At long diffusion times, a plateau is reached indicating that all the interstitial water magnetization has equilibrated with the whole protein ¹H bath. On this timescale, there is no contact with the bulk water and the plateau value is proportional to the amount of interstitial water. This measurement is therefore complementary to the atomic level measurements from Fig. 3 and provides a view at the molecular level of overall compactness of both the N_CORE monomers themselves, and their packing within the nucleocapsid particles.

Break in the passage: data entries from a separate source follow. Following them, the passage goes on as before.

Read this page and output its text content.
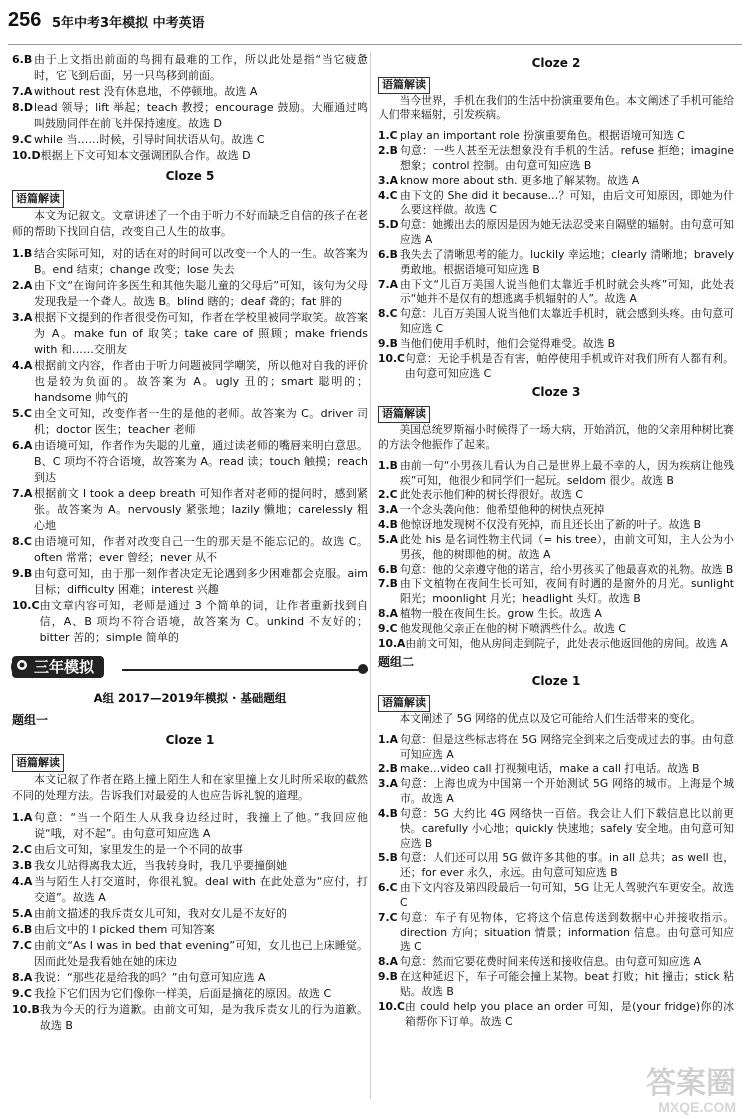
256 5年中考3年模拟 中考英语
6.B 由于上文指出前面的鸟拥有最难的工作，所以此处是指“当它疲惫时，它飞到后面，另一只鸟移到前面。
7.A without rest 没有休息地，不停顿地。故选 A
8.D lead 领导；lift 举起；teach 教授；encourage 鼓励。大雁通过鸣叫鼓励同伴在前飞并保持速度。故选 D
9.C while 当……时候，引导时间状语从句。故选 C
10.D 根据上下文可知本文强调团队合作。故选 D
Cloze 5
语篇解读
本文为记叙文。文章讲述了一个由于听力不好而缺乏自信的孩子在老师的帮助下找回自信，改变自己人生的故事。
1.B 结合实际可知，对的话在对的时间可以改变一个人的一生。故答案为 B。end 结束；change 改变；lose 失去
2.A 由下文“在询问许多医生和其他失聪儿童的父母后”可知，该句为父母发现我是一个聋人。故选 B。blind 瞎的；deaf 聋的；fat 胖的
3.A 根据下文提到的作者很受伤可知，作者在学校里被同学取笑。故答案为 A。make fun of 取笑；take care of 照顾；make friends with 和……交朋友
4.A 根据前文内容，作者由于听力问题被同学嘲笑，所以他对自我的评价也是较为负面的。故答案为 A。ugly 丑的；smart 聪明的；handsome 帅气的
5.C 由全文可知，改变作者一生的是他的老师。故答案为 C。driver 司机；doctor 医生；teacher 老师
6.A 由语境可知，作者作为失聪的儿童，通过读老师的嘴唇来明白意思。B、C 项均不符合语境，故答案为 A。read 读；touch 触摸；reach 到达
7.A 根据前文 I took a deep breath 可知作者对老师的提问时，感到紧张。故答案为 A。nervously 紧张地；lazily 懒地；carelessly 粗心地
8.C 由语境可知，作者对改变自己一生的那天是不能忘记的。故选 C。often 常常；ever 曾经；never 从不
9.B 由句意可知，由于那一刻作者决定无论遇到多少困难都会克服。aim 目标；difficulty 困难；interest 兴趣
10.C 由文章内容可知，老师是通过 3 个简单的词，让作者重新找到自信，A、B 项均不符合语境，故答案为 C。unkind 不友好的；bitter 苦的；simple 简单的
三年模拟
A组 2017—2019年模拟 · 基础题组
题组一
Cloze 1
语篇解读
本文记叙了作者在路上撞上陌生人和在家里撞上女儿时所采取的截然不同的处理方法。告诉我们对最爱的人也应告诉礼貌的道理。
1.A 句意：“当一个陌生人从我身边经过时，我撞上了他。”我回应他说“哦，对不起”。由句意可知应选 A
2.C 由后文可知，家里发生的是一个不同的故事
3.B 我女儿站得离我太近，当我转身时，我几乎要撞倒她
4.A 当与陌生人打交道时，你很礼貌。deal with 在此处意为“应付，打交道”。故选 A
5.A 由前文描述的我斥责女儿可知，我对女儿是不友好的
6.B 由后文中的 I picked them 可知答案
7.C 由前文“As I was in bed that evening”可知，女儿也已上床睡觉。因而此处是我看她在她的床边
8.A 我说：“那些花是给我的吗？”由句意可知应选 A
9.C 我捡下它们因为它们像你一样美，后面是摘花的原因。故选 C
10.B 我为今天的行为道歉。由前文可知，是为我斥责女儿的行为道歉。故选 B
Cloze 2
语篇解读
当今世界，手机在我们的生活中扮演重要角色。本文阐述了手机可能给人们带来辐射，引发疾病。
1.C play an important role 扮演重要角色。根据语境可知选 C
2.B 句意：一些人甚至无法想象没有手机的生活。refuse 拒绝；imagine 想象；control 控制。由句意可知应选 B
3.A know more about sth. 更多地了解某物。故选 A
4.C 由下文的 She did it because…？可知，由后文可知原因，即她为什么要这样做。故选 C
5.D 句意：她搬出去的原因是因为她无法忍受来自隔壁的辐射。由句意可知应选 A
6.B 我失去了清晰思考的能力。luckily 幸运地；clearly 清晰地；bravely 勇敢地。根据语境可知应选 B
7.A 由下文“儿百万美国人说当他们太靠近手机时就会头疼”可知，此处表示“她并不是仅有的想逃离手机辐射的人”。故选 A
8.C 句意：儿百万美国人说当他们太靠近手机时，就会感到头疼。由句意可知应选 C
9.B 当他们使用手机时，他们会觉得难受。故选 B
10.C 句意：无论手机是否有害，帕停使用手机或许对我们所有人都有利。由句意可知应选 C
Cloze 3
语篇解读
美国总统罗斯福小时候得了一场大病，开始消沉，他的父亲用种树比赛的方法令他振作了起来。
1.B 由前一句“小男孩儿看认为自己是世界上最不幸的人，因为疾病让他残疾”可知，他很少和同学们一起玩。seldom 很少。故选 B
2.C 此处表示他们种的树长得很好。故选 C
3.A 一个念头袭向他：他希望他种的树快点死掉
4.B 他惊讶地发现树不仅没有死掉，而且还长出了新的叶子。故选 B
5.A 此处 his 是名词性物主代词（= his tree），由前文可知，主人公为小男孩，他的树即他的树。故选 A
6.B 句意：他的父亲遵守他的诺言，给小男孩买了他最喜欢的礼物。故选 B
7.B 由下文植物在夜间生长可知，夜间有时遇的是窗外的月光。sunlight 阳光；moonlight 月光；headlight 头灯。故选 B
8.A 植物一般在夜间生长。grow 生长。故选 A
9.C 他发现他父亲正在他的树下喷洒些什么。故选 C
10.A 由前文可知，他从房间走到院子，此处表示他返回他的房间。故选 A
题组二
Cloze 1
语篇解读
本文阐述了 5G 网络的优点以及它可能给人们生活带来的变化。
1.A 句意：但是这些标志将在 5G 网络完全到来之后变成过去的事。由句意可知应选 A
2.B make…video call 打视频电话，make a call 打电话。故选 B
3.A 句意：上海也成为中国第一个开始测试 5G 网络的城市。上海是个城市。故选 A
4.B 句意：5G 大约比 4G 网络快一百倍。我会让人们下载信息比以前更快。carefully 小心地；quickly 快速地；safely 安全地。由句意可知应选 B
5.B 句意：人们还可以用 5G 做许多其他的事。in all 总共；as well 也，还；for ever 永久，永远。由句意可知应选 B
6.C 由下文内容及第四段最后一句可知，5G 让无人驾驶汽车更安全。故选 C
7.C 句意：车子有见物体，它将这个信息传送到数据中心并接收指示。direction 方向；situation 情景；information 信息。由句意可知应选 C
8.A 句意：然而它要花费时间来传送和接收信息。由句意可知应选 A
9.B 在这种延迟下，车子可能会撞上某物。beat 打败；hit 撞击；stick 粘贴。故选 B
10.C 由 could help you place an order 可知，是(your fridge)你的冰箱帮你下订单。故选 C
答案圈
MXQE.COM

A series of water-edited 1D ¹⁵N-¹H CP-HSQC experiments was acquired on intact and cleaved nucleocapsids to assess the solvent accessibility of N_CORE. For a diffusion time of 200 ms, the relative water-edited CP-HSQC signal of the cleaved nucleocapsids is 15% smaller than that of the intact nucleocapsids. These experiments are based on dipolar transfers, thus only the rigid parts of the nucleoprotein contribute to the observed signals. The presence of flexible parts of N_TAIL in the intact nucleocapsids is hence not responsible for the differences in signal intensities, although immobilized regions of N_TAIL would contribute. This difference confirms that the intact nucleocapsid is on average surrounded by a larger amount of interstitial water. In agreement with EM studies, this provides further evidence that in the presence of N_TAIL the capsids adopt a less-ordered supra-molecular arrangement. This could be attributable to larger inner cavities, increased pitch, heterogeneous shapes, or less compact packing of the particles.

Conclusions

In conclusion, we have applied state-of-the-art ¹H-detected solid-state NMR to the recombinant viral nucleocapsids of MeV. These complexes are high molecular weight noncrystalline protein-RNA assemblies representing challenging systems in the field of molecular structural biology. We show that, despite their lack of crystalline order, sedimented precipitates of these systems yield high-resolution solid-state NMR spectra, while preserving a viable environment in which the dynamical conformational behavior are retained. The experiments carried out in this study probe the degree of molecular order and flexibility of individual N proteins on length scales from Angstroms to microns and timescales from nanoseconds to microseconds, and thereby provide an exciting complement to EM studies of the same systems.